Dès lors, le salarié qui, aux termes de ses contrats de travail, était tenu d’être disponible un certain nombre de jours par mois pour pouvoir être joint afin de répondre à une éventuelle demande d’intervention immédiate au service de l’entreprise, était contractuellement soumis à des astreintes.
 


Demandeur(s) : M. A... X...
Défendeur(s) : Groupement d’intérêt économique (GIE) Inter mutuelles assistance


Faits et procédure

1. Selon l’arrêt attaqué (Paris, 8 novembre 2018), M. X... a été engagé le 21 mars 2001 par le groupement d’intérêt économique Inter mutuelles assistance (GIE IMA) en qualité de médecin transporteur dans le cadre d’un contrat à durée indéterminée à temps partiel. Ce contrat stipulait qu’en raison du caractère imprévisible, temporaire et discontinu des transports médicalisés, l’activité se caractérisait par un travail à la demande en fonction des besoins du service et des disponibilités du salarié qu’il communiquait à l’employeur, étant précisé qu’un volume minimal de 600 heures annuelles lui serait proposé, et qu’il lui était demandé une disponibilité minimale correspondant aux exigences d’activité du métier de 15 jours au mois d’août et 132 jours de septembre à juillet inclus, une journée de disponibilité s’entendant de 0 à 24 heures.

2. Le salarié a été engagé par le même employeur selon un second contrat de travail à durée indéterminée à caractère intermittent, en date du 29 mai 2007, en qualité de médecin régulateur-transporteur. Le contrat garantissait au salarié une activité minimale de 345 heures par an, ce dernier s’engageant à être disponible au moins 6 jours calendaires par mois (8 jours au mois d’août), une disponibilité d’un jour s’entendant de 0 à 24 heures.

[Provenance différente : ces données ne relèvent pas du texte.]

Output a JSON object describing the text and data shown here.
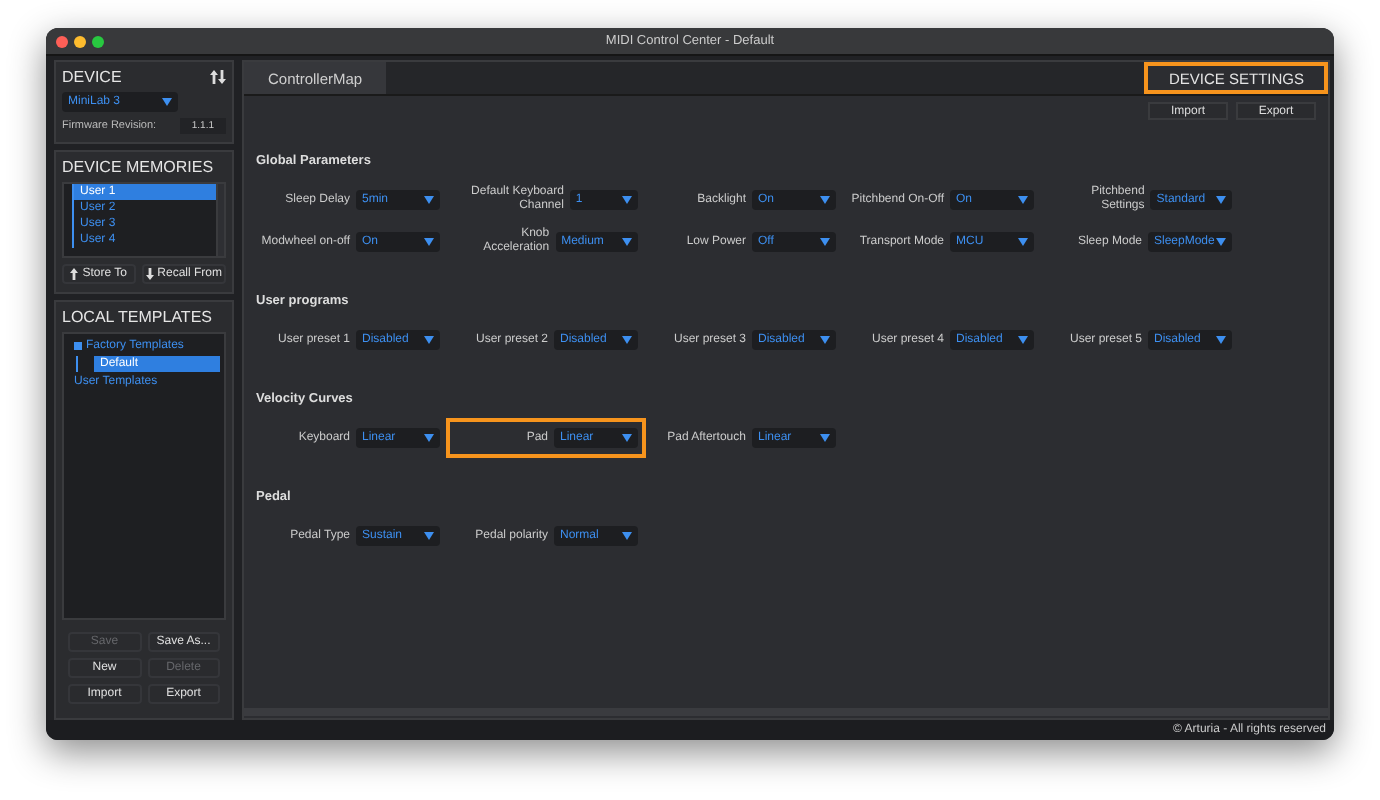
{
  "window": {
    "title": "MIDI Control Center - Default"
  },
  "device": {
    "heading": "DEVICE",
    "model": "MiniLab 3",
    "firmware_label": "Firmware Revision:",
    "firmware_value": "1.1.1"
  },
  "device_memories": {
    "heading": "DEVICE MEMORIES",
    "items": [
      {
        "label": "User 1",
        "selected": true
      },
      {
        "label": "User 2",
        "selected": false
      },
      {
        "label": "User 3",
        "selected": false
      },
      {
        "label": "User 4",
        "selected": false
      }
    ],
    "buttons": [
      {
        "label": "Store To",
        "kind": "up"
      },
      {
        "label": "Recall From",
        "kind": "down"
      }
    ]
  },
  "local_templates": {
    "heading": "LOCAL TEMPLATES",
    "tree": [
      {
        "label": "Factory Templates",
        "selected": false,
        "children": [
          {
            "label": "Default",
            "selected": true
          }
        ]
      },
      {
        "label": "User Templates",
        "selected": false
      }
    ]
  },
  "template_buttons": [
    {
      "label": "Save",
      "disabled": true
    },
    {
      "label": "Save As...",
      "disabled": false
    },
    {
      "label": "New",
      "disabled": false
    },
    {
      "label": "Delete",
      "disabled": true
    },
    {
      "label": "Import",
      "disabled": false
    },
    {
      "label": "Export",
      "disabled": false
    }
  ],
  "tabs": [
    {
      "label": "ControllerMap",
      "selected": false,
      "highlighted": false
    },
    {
      "label": "DEVICE SETTINGS",
      "selected": true,
      "highlighted": true
    }
  ],
  "toolbar_buttons": [
    "Import",
    "Export"
  ],
  "sections": [
    {
      "title": "Global Parameters",
      "rows": [
        [
          {
            "label": "Sleep Delay",
            "value": "5min"
          },
          {
            "label": "Default Keyboard Channel",
            "value": "1"
          },
          {
            "label": "Backlight",
            "value": "On"
          },
          {
            "label": "Pitchbend On-Off",
            "value": "On"
          },
          {
            "label": "Pitchbend Settings",
            "value": "Standard"
          }
        ],
        [
          {
            "label": "Modwheel on-off",
            "value": "On"
          },
          {
            "label": "Knob Acceleration",
            "value": "Medium"
          },
          {
            "label": "Low Power",
            "value": "Off"
          },
          {
            "label": "Transport Mode",
            "value": "MCU"
          },
          {
            "label": "Sleep Mode",
            "value": "SleepMode"
          }
        ]
      ]
    },
    {
      "title": "User programs",
      "rows": [
        [
          {
            "label": "User preset 1",
            "value": "Disabled"
          },
          {
            "label": "User preset 2",
            "value": "Disabled"
          },
          {
            "label": "User preset 3",
            "value": "Disabled"
          },
          {
            "label": "User preset 4",
            "value": "Disabled"
          },
          {
            "label": "User preset 5",
            "value": "Disabled"
          }
        ]
      ]
    },
    {
      "title": "Velocity Curves",
      "rows": [
        [
          {
            "label": "Keyboard",
            "value": "Linear"
          },
          {
            "label": "Pad",
            "value": "Linear",
            "highlighted": true
          },
          {
            "label": "Pad Aftertouch",
            "value": "Linear"
          }
        ]
      ]
    },
    {
      "title": "Pedal",
      "rows": [
        [
          {
            "label": "Pedal Type",
            "value": "Sustain"
          },
          {
            "label": "Pedal polarity",
            "value": "Normal"
          }
        ]
      ]
    }
  ],
  "footer": "© Arturia - All rights reserved"
}
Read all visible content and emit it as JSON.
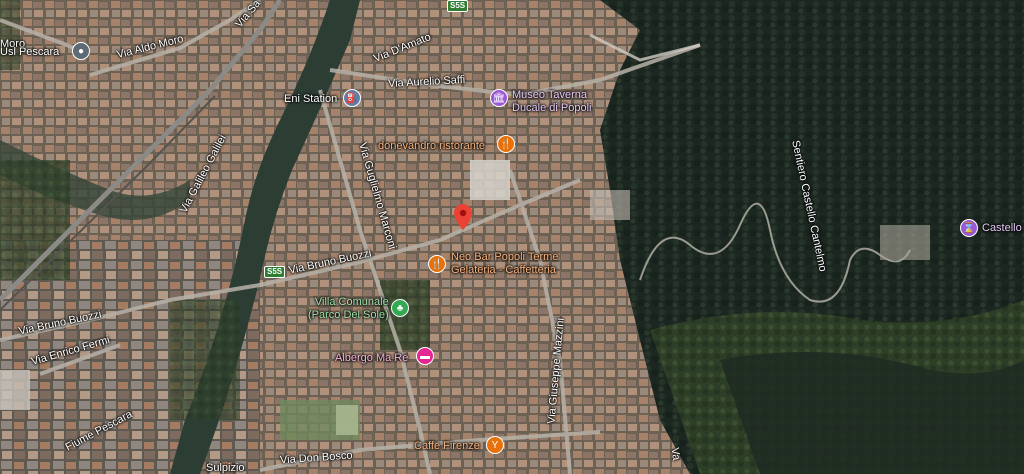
{
  "map": {
    "type": "satellite",
    "roads": {
      "via_aldo_moro": "Via Aldo Moro",
      "via_damato": "Via D'Amato",
      "via_aurelio_saffi": "Via Aurelio Saffi",
      "via_galileo_galilei": "Via Galileo Galilei",
      "via_guglielmo_marconi": "Via Guglielmo Marconi",
      "via_bruno_buozzi_main": "Via Bruno Buozzi",
      "via_bruno_buozzi_west": "Via Bruno Buozzi",
      "via_enrico_fermi": "Via Enrico Fermi",
      "via_giuseppe_mazzini": "Via Giuseppe Mazzini",
      "via_don_bosco": "Via Don Bosco",
      "sentiero": "Sentiero Castello Cantelmo",
      "fiume_pescara": "Fiume Pescara",
      "via_sulpizio": "Sulpizio",
      "via_sa": "Via Sa",
      "moro_edge": "Moro",
      "va_edge": "Va"
    },
    "route_shields": {
      "s5_top": "S5S",
      "s5_mid": "S5S"
    },
    "pois": {
      "usl": "Usl Pescara",
      "eni": "Eni Station",
      "museo": "Museo Taverna\nDucale di Popoli",
      "donevandro": "donevandro ristorante",
      "neo_bar": "Neo Bar Popoli Terme\nGelateria - Caffetteria",
      "villa": "Villa Comunale\n(Parco Del Sole)",
      "albergo": "Albergo Ma Re",
      "caffe": "Caffe Firenze",
      "castello": "Castello"
    },
    "colors": {
      "restaurant": "#e8710a",
      "museum": "#9b59d6",
      "park": "#34a853",
      "hotel": "#e52592",
      "gas": "#5e7ea8",
      "marker": "#ea4335"
    },
    "icons": {
      "usl": "medical-icon",
      "eni": "gas-station-icon",
      "museo": "museum-icon",
      "donevandro": "restaurant-icon",
      "neo_bar": "restaurant-icon",
      "villa": "park-icon",
      "albergo": "hotel-icon",
      "caffe": "bar-icon",
      "castello": "landmark-icon",
      "marker": "location-pin-icon"
    }
  }
}
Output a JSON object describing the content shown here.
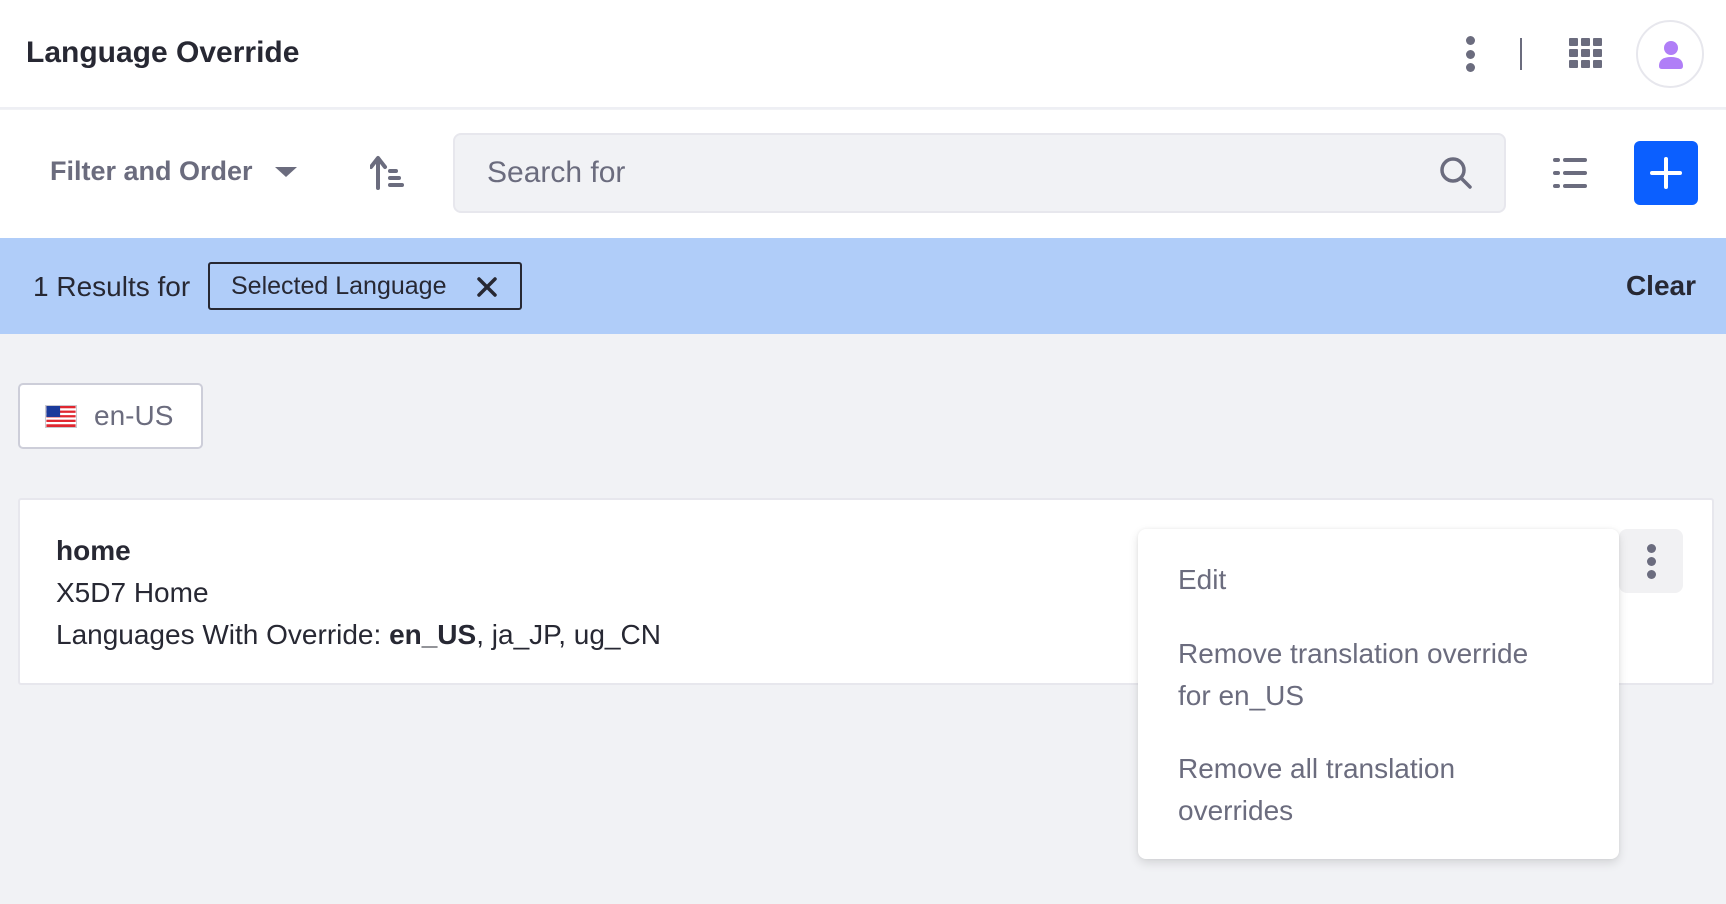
{
  "header": {
    "title": "Language Override",
    "icons": [
      "ellipsis-v-icon",
      "divider",
      "apps-grid-icon",
      "user-avatar-icon"
    ]
  },
  "toolbar": {
    "filter_label": "Filter and Order",
    "sort_icon": "order-arrow-up-icon",
    "search_placeholder": "Search for",
    "search_value": "",
    "view_icon": "list-view-icon",
    "add_icon": "plus-icon"
  },
  "results": {
    "summary": "1 Results for",
    "chip_label": "Selected Language",
    "clear_label": "Clear"
  },
  "language_selector": {
    "label": "en-US",
    "flag": "us-flag-icon"
  },
  "items": [
    {
      "key": "home",
      "value": "X5D7 Home",
      "languages_label": "Languages With Override: ",
      "languages_current": "en_US",
      "languages_rest": ", ja_JP, ug_CN"
    }
  ],
  "actions_menu": {
    "items": [
      {
        "label": "Edit"
      },
      {
        "label": "Remove translation override for en_US"
      },
      {
        "label": "Remove all translation overrides"
      }
    ]
  },
  "colors": {
    "primary": "#0b5fff",
    "results_bar": "#b0cdf9",
    "avatar_accent": "#b07ef7",
    "icon_gray": "#6b6c7e"
  }
}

3. Le salarié a saisi la juridiction prud’homale de diverses demandes, notamment au titre des rémunérations d’astreintes.

Examen des moyens

[...]

Mais sur le premier moyen, pris en sa première branche

Enoncé du moyen

5. Le salarié fait grief à l’arrêt de rejeter ses demandes de condamnation de son employeur à lui verser des rappels de rémunération au titre des contrats du 21 mars 2001 et du 29 mai 2007, des indemnités pour nullité des clauses d’exclusivité et pour non exécution de bonne foi du contrat, alors « que l’astreinte s’entend d’une période durant laquelle le salarié, sans être ni sur son lieu de travail, ni à la disposition permanente et immédiate de l’employeur, doit être en mesure d’intervenir pour accomplir un travail au service de l’entreprise, tout en restant libre de ses occupations durant cette attente ; qu’en l’espèce, les contrats liant le GIE IMA au docteur X... imposaient à ce dernier de se tenir à la disposition de son employeur en vue d’une éventuelle intervention immédiate, 147 jours, soit 3.528 heures, par an pour le contrat de 2001, et 74 jours, soit 1.776 heures, par an pour le contrat de 2007, quand le GIE IMA ne lui garantissait qu’une activité effective de 345 heures par an ; que pour juger que le docteur X... ne pouvait prétendre ni à l’astreinte revendiquée au titre de ces heures de disponibilités obligatoires, ni aux rappels de rémunération à ce titre, la cour d’appel a retenu de manière inopérante que le salarié avait la possibilité de choisir les périodes de disponibilités durant lesquelles des missions pourraient lui être proposées et pouvait les annuler ; qu’en statuant ainsi, bien que, nonobstant cette souplesse d’organisation et le caractère partiellement flottant dans l’année des horaires de disponibilité obligatoire, le docteur X... fût contractuellement tenu de rester chaque mois un certain nombre de jours à la disposition du GIE IMA dans des conditions contractuellement déterminées dans l’attente d’éventuelles missions à effectuer pour l’employeur, la cour d’appel a violé l’article L. 3121-5 du code du travail dans sa rédaction antérieure au 10 août 2016 et l’article L. 3121-9 du code du travail. »

Réponse de la Cour

Vu l’article L. 3121-5 du code du travail, dans sa rédaction antérieure à celle issue de la loi n° 2016-1088 du 8 août 2016 :

6. Selon ce texte, constitue une astreinte la période pendant laquelle le salarié, sans être à la disposition permanente et immédiate de l’employeur, a l’obligation de demeurer à son domicile ou à proximité afin d’être en mesure d’intervenir pour effectuer un travail au service de l’entreprise, la durée de cette intervention étant considérée comme un temps de travail effectif.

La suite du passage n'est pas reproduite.